Graphics debugging not supported on mixed-GPU target system.

System Configuration: GT 730 (PRIMARY display device), GTX 1080 (x2), Windows 8.1 Professional, 388.59 WHQL drivers

Despite the dinosaur GT 730 GPU being the primary (and only) display device, NSight’s graphics debugger fails to start citing “Graphics debugging is not supported on this GPU”. The only way to run the graphics debugger is to disable the non-compliant (1080) cards in the Device Manager or to physically remove them from the system so that the Kepler card is the ONLY adapter in the system.

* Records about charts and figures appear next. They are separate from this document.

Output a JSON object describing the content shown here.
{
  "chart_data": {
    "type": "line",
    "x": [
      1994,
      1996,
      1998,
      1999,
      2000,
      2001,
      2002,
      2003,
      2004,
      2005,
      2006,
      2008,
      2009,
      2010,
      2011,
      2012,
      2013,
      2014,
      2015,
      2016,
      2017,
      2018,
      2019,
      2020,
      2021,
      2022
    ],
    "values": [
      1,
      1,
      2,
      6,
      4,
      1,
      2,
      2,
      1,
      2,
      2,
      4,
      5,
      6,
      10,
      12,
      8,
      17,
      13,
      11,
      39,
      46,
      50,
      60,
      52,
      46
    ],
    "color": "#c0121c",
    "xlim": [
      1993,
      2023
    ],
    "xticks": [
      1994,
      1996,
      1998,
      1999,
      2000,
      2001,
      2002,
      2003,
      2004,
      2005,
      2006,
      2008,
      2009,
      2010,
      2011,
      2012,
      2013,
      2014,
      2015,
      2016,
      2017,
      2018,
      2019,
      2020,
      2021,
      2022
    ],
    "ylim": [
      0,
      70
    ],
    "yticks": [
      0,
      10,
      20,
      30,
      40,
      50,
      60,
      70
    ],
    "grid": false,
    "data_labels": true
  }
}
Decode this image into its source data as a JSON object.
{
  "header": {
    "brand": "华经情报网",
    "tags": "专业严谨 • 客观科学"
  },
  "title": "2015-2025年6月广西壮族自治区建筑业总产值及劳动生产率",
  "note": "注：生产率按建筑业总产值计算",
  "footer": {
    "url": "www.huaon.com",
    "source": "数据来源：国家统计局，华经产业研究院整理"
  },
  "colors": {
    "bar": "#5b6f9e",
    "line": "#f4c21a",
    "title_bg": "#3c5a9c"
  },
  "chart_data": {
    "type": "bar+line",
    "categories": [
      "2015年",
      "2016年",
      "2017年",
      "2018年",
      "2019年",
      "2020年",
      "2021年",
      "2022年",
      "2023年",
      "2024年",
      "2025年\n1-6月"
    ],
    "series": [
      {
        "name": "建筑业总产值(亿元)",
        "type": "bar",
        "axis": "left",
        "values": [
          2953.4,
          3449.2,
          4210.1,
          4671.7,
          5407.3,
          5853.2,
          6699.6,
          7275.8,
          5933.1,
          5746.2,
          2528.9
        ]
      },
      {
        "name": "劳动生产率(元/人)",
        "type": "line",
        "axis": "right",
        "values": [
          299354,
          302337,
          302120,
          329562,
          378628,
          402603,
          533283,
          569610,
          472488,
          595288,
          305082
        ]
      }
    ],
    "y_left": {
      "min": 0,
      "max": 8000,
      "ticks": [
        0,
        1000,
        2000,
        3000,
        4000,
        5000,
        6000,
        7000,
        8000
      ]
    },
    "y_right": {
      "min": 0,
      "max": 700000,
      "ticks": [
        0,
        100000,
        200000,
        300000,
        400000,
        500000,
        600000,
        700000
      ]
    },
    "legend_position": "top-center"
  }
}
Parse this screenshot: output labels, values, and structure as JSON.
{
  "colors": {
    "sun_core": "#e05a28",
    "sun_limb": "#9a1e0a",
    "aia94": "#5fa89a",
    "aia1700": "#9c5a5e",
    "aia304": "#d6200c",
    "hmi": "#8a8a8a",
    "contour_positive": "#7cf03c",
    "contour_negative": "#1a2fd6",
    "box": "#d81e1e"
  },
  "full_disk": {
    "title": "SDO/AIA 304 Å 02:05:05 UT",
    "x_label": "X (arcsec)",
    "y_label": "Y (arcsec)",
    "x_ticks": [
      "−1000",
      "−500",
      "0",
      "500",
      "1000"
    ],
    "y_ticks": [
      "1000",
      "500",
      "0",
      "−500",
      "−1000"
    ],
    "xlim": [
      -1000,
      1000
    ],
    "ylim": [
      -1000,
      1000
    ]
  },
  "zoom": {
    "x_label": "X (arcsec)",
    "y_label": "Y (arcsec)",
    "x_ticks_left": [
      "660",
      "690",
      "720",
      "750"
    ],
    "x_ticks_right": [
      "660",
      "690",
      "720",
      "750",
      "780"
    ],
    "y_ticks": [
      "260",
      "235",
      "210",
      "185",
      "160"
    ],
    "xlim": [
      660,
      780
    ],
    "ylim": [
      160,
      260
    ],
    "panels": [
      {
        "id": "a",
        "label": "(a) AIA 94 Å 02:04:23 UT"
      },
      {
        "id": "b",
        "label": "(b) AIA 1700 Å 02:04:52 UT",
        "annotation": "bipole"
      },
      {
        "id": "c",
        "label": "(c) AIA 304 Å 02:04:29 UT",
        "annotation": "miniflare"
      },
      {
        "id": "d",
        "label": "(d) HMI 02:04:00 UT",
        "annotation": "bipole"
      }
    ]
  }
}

The 1080’s are used only for CUDA compute. Having to enable/disable them just to debug the graphical elements of the application is a bit silly (actually, it is a bit silly that THREE generations of graphics cards have come to market without any support in the toolchain for graphics debugging on any of these platforms). Please fix.

Thank you.

I totally agree with you. The beast-like computational power of nVidia’s hardware is impressive, but the quality of nVidia’s software is … impressive too. It is especially true for the support of Shader Debugging in Nsight. It has been almost half a year and none of my question on Shader Debugging receives any response, not to mention a satisfactory handling. To retrospect earlier, there seemed to be a dedicated employee for Shader Debugging problems, but she only asked the asker trivial questions like what the sample is, what the driver is, etc., and then no reply any more.

The documentation is problematic too. All the graphics cards that do not work with Shader Debugging are listed in the system requirements webpage. What is more ironical is that there is a footnote saying “new NVIDIA? Nsight? Visual Studio Edition 5.3 and newer metrics may not be available on Kepler-based GPUs.” It is because of this footnote that I purchased a GeForce Gtx 1050 Ti card, only to be told later that Shader Debugging only works with Kepler. Nowhere can you find this restriction in the documentation. Equally ironical is that most problems of Shader Debugging concentrate on Nsight versions after 5.3.

As for the mixed-GPU target system, I hope the Nsight developers in nVidia could expose an option to let users choose what card to use for different type of debugging task, or even better, automatically choose the supported card. Hoping this request is not ignored like all my past threads.

When I upgraded all my systems to Pascal-based GPU’s, I thought I was good to go! After all, it’s only logical that the toolchain evolves with the hardware, no? Confident in my purchase, I pulled my old 780 Ti and sold it for peanuts on the dollar. Doh! If I had only known this dinosaur GPU was required for GLSL debugging I’d have held onto it for dear life! I ended up having to go out and purchase a cheap GT 730 JUST so I could debug a shader for my client. But even with this card, shader debugging capability is very very brittle. Dumb.

The last time I was debugging shaders was back in 2013. Back then I was using AMD’s gDEB toolchain and it worked swimmingly. I am nothing short of alarmed to find that in 2018, there is almost nothing out there anymore for GLSL shader debugging on modern applications running modern GPUs. Even the GLSL open-source debugger still touted on the Khronos website has been abandoned (though it is purported to work for OpenGL 2.x and 3.x apps under 32-bit Linux…yaaaay). This is one of the rare moments in time where technology has actually regressed. Fixed function pipeline apps are dead; it’s all about the programmable pipleline and that means shaders, shaders, shaders. That should be PRIORITY #1 for any graphics debugging tool.

Sad. Makes me want to embrace HLSL and Microsoft’s PIX.